Classical Hodgkin lymphoma: Classical Hodgkin lymphoma (cHL) may be associated with Epstein-Barr virus (EBV) infection, immune suppression, or autoimmune disease in some cases. It has bimodal age distribution, with one peak at 15-34 years of age and the second peak after age 50. EBV-associated cases are more commonly seen in children or immunocompromised patients (eg, HIV-infected patients) and has a higher incidence in developing countries.
cHL is made up of four subtypes:
- Nodular sclerosis cHL (the most common subtype; > 70% of cases)
- Mixed cellularity cHL (up to 20%-25% of cases; more often associated with EBV)
- Lymphocyte-rich cHL (up to 5% of cases)

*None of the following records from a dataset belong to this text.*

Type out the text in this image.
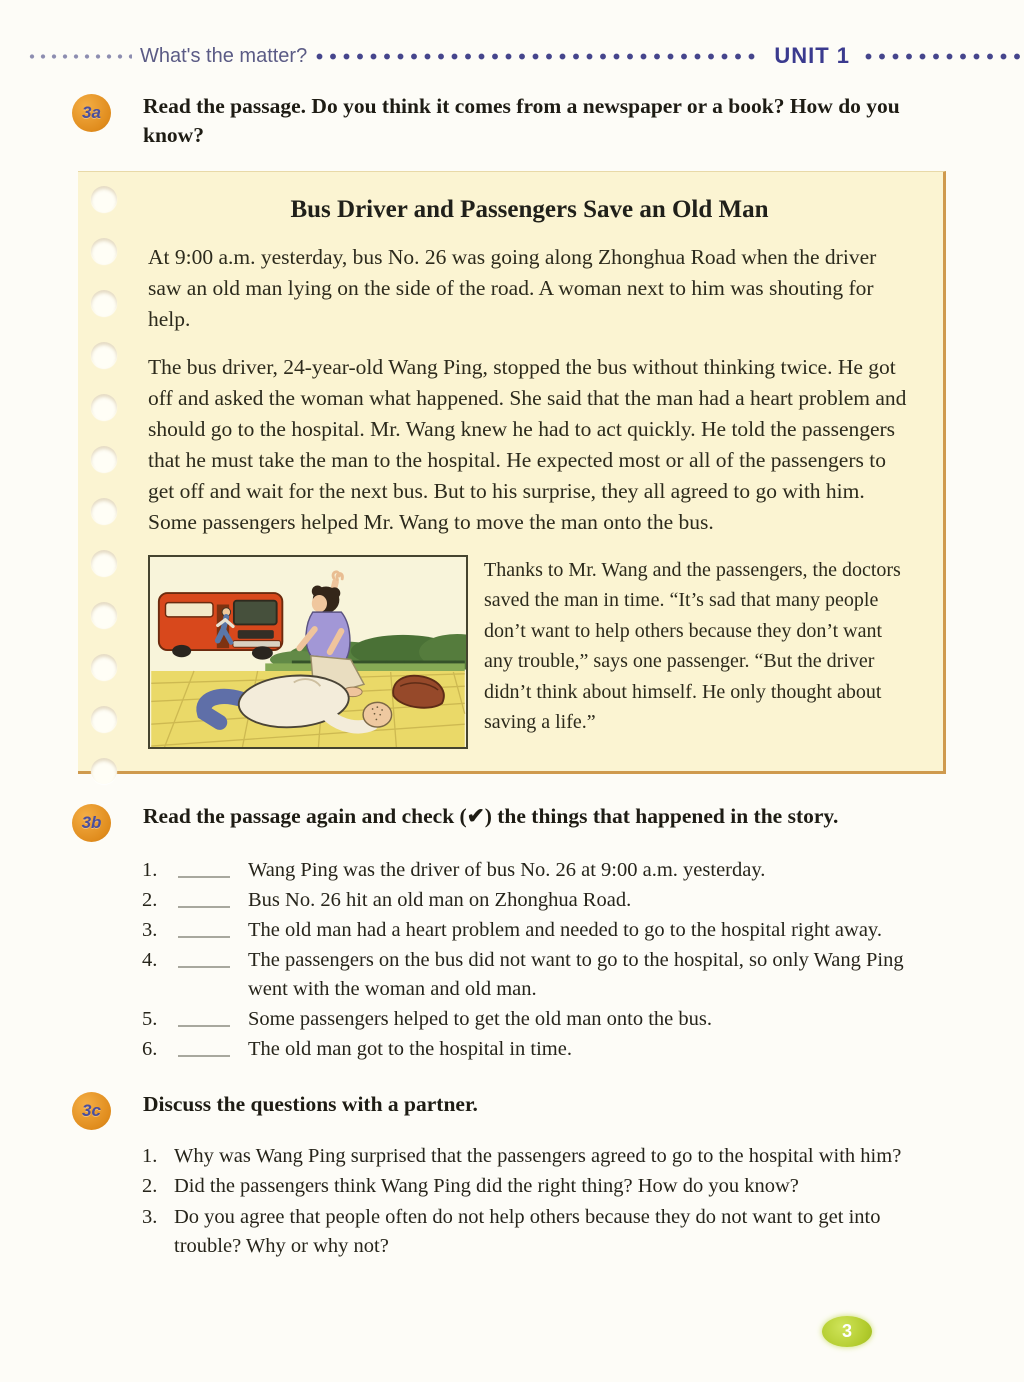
What's the matter?	UNIT 1
3a	Read the passage. Do you think it comes from a newspaper or a book? How do you know?
Bus Driver and Passengers Save an Old Man
At 9:00 a.m. yesterday, bus No. 26 was going along Zhonghua Road when the driver saw an old man lying on the side of the road. A woman next to him was shouting for help.
The bus driver, 24-year-old Wang Ping, stopped the bus without thinking twice. He got off and asked the woman what happened. She said that the man had a heart problem and should go to the hospital. Mr. Wang knew he had to act quickly. He told the passengers that he must take the man to the hospital. He expected most or all of the passengers to get off and wait for the next bus. But to his surprise, they all agreed to go with him. Some passengers helped Mr. Wang to move the man onto the bus.
Thanks to Mr. Wang and the passengers, the doctors saved the man in time. “It’s sad that many people don’t want to help others because they don’t want any trouble,” says one passenger. “But the driver didn’t think about himself. He only thought about saving a life.”
3b	Read the passage again and check (✔) the things that happened in the story.
1.	Wang Ping was the driver of bus No. 26 at 9:00 a.m. yesterday.
2.	Bus No. 26 hit an old man on Zhonghua Road.
3.	The old man had a heart problem and needed to go to the hospital right away.
4.	The passengers on the bus did not want to go to the hospital, so only Wang Ping went with the woman and old man.
5.	Some passengers helped to get the old man onto the bus.
6.	The old man got to the hospital in time.
3c	Discuss the questions with a partner.
1. Why was Wang Ping surprised that the passengers agreed to go to the hospital with him?
2. Did the passengers think Wang Ping did the right thing? How do you know?
3. Do you agree that people often do not help others because they do not want to get into trouble? Why or why not?
3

- Lymphocyte-depleted cHL (< 1% of cases; more often associated with EBV)
Most patients with cHL will present with asymptomatic lymphadenopathy or finding of an incidental mass on chest radiography. Approximately 4 in 10 will have B symptoms (fever, night sweats, or weight loss) at the time of diagnosis. While the disease tempo is variable, it is generally slow, and symptoms of lymphadenopathy and B symptoms are recognized in retrospect to have begun weeks to months prior to the patient's evaluation for cHL.

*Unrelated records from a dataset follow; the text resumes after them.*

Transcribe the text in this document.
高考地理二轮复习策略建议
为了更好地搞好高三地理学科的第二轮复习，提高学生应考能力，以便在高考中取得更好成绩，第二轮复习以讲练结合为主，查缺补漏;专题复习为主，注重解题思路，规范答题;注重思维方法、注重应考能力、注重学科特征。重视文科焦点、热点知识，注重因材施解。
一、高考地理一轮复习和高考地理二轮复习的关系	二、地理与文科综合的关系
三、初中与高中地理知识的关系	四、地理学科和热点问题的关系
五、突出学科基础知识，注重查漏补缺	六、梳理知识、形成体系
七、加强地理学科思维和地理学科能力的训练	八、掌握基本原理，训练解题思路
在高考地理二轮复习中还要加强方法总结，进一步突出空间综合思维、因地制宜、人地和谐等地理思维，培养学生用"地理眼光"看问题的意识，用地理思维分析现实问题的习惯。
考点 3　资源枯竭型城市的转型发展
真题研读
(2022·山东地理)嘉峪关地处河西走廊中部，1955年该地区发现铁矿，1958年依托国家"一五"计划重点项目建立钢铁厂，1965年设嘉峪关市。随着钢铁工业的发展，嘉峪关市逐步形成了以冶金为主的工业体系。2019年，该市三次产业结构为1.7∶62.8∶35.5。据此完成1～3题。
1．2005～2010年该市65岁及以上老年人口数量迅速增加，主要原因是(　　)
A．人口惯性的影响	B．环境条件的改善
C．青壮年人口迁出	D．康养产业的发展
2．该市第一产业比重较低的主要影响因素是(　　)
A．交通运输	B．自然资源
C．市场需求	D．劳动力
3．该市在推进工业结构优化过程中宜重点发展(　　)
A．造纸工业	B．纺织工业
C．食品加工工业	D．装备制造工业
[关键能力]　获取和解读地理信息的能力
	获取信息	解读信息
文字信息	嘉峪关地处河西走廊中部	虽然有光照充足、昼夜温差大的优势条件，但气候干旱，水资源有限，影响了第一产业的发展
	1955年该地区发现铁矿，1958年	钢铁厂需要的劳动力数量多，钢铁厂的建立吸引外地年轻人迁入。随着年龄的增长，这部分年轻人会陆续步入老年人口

For cHL, prognosis depends mostly on the stage of disease, with a 5-year survival rate of 90% for stage 1 or 2a. Stage 4 disease has a 5-year survival rate of 60%.

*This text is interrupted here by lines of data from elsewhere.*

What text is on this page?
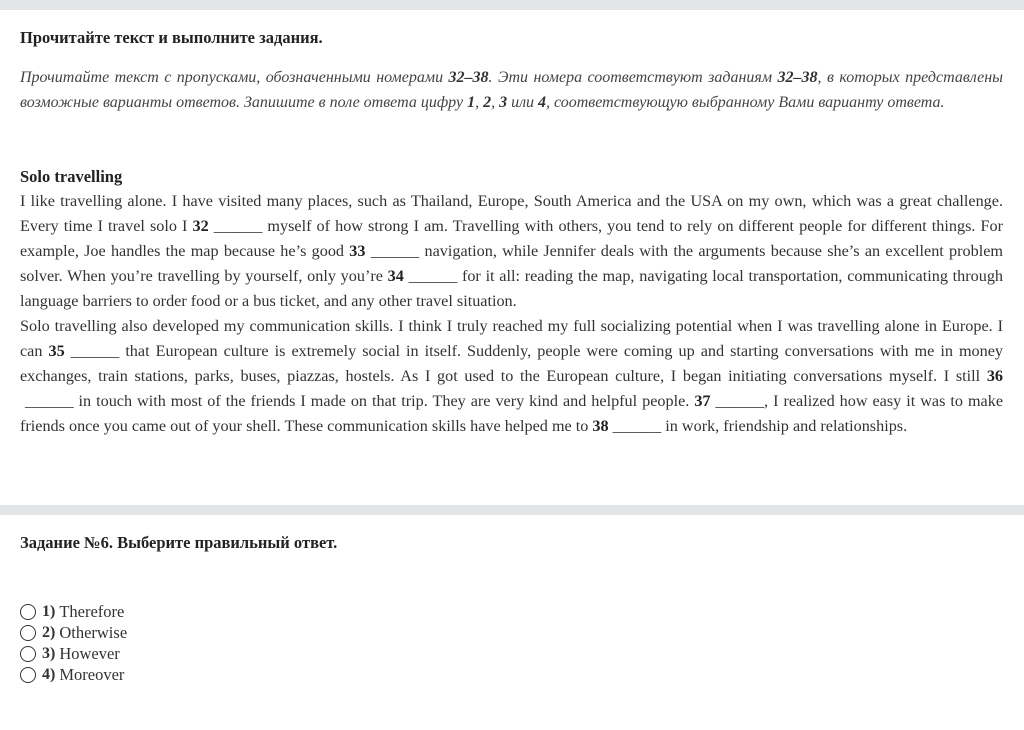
Прочитайте текст и выполните задания.
Прочитайте текст с пропусками, обозначенными номерами 32–38. Эти номера соответствуют заданиям 32–38, в которых представлены возможные варианты ответов. Запишите в поле ответа цифру 1, 2, 3 или 4, соответствующую выбранному Вами варианту ответа.
Solo travelling

I like travelling alone. I have visited many places, such as Thailand, Europe, South America and the USA on my own, which was a great challenge. Every time I travel solo I 32 ______ myself of how strong I am. Travelling with others, you tend to rely on different people for different things. For example, Joe handles the map because he’s good 33 ______ navigation, while Jennifer deals with the arguments because she’s an excellent problem solver. When you’re travelling by yourself, only you’re 34 ______ for it all: reading the map, navigating local transportation, communicating through language barriers to order food or a bus ticket, and any other travel situation.

Solo travelling also developed my communication skills. I think I truly reached my full socializing potential when I was travelling alone in Europe. I can 35 ______ that European culture is extremely social in itself. Suddenly, people were coming up and starting conversations with me in money exchanges, train stations, parks, buses, piazzas, hostels. As I got used to the European culture, I began initiating conversations myself. I still 36 ______ in touch with most of the friends I made on that trip. They are very kind and helpful people. 37 ______, I realized how easy it was to make friends once you came out of your shell. These communication skills have helped me to 38 ______ in work, friendship and relationships.

Задание №6. Выберите правильный ответ.
1) Therefore
2) Otherwise
3) However
4) Moreover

Nodular lymphocyte predominant Hodgkin lymphoma: Nodular lymphocyte predominant Hodgkin lymphoma (NLPHL) is less common (about 5% of patients diagnosed with Hodgkin lymphoma). It is a more indolent lymphoma and often asymptomatic. It tends to involve peripheral lymph nodes. Extranodal involvement is less common. Morphologically, it is characterized by lymphohistiocytic RS cell variant, L&H cells, which are mummified-appearing large cells that are sometimes referred to as "popcorn" cells due to their irregular contours and washed-out chromatin pattern.
For NLPHL, prognosis is favorable, with complete remission reported in > 90% of patients with favorable early-stage disease, 86% in unfavorable early-stage disease, and 77% in advanced-stage disease.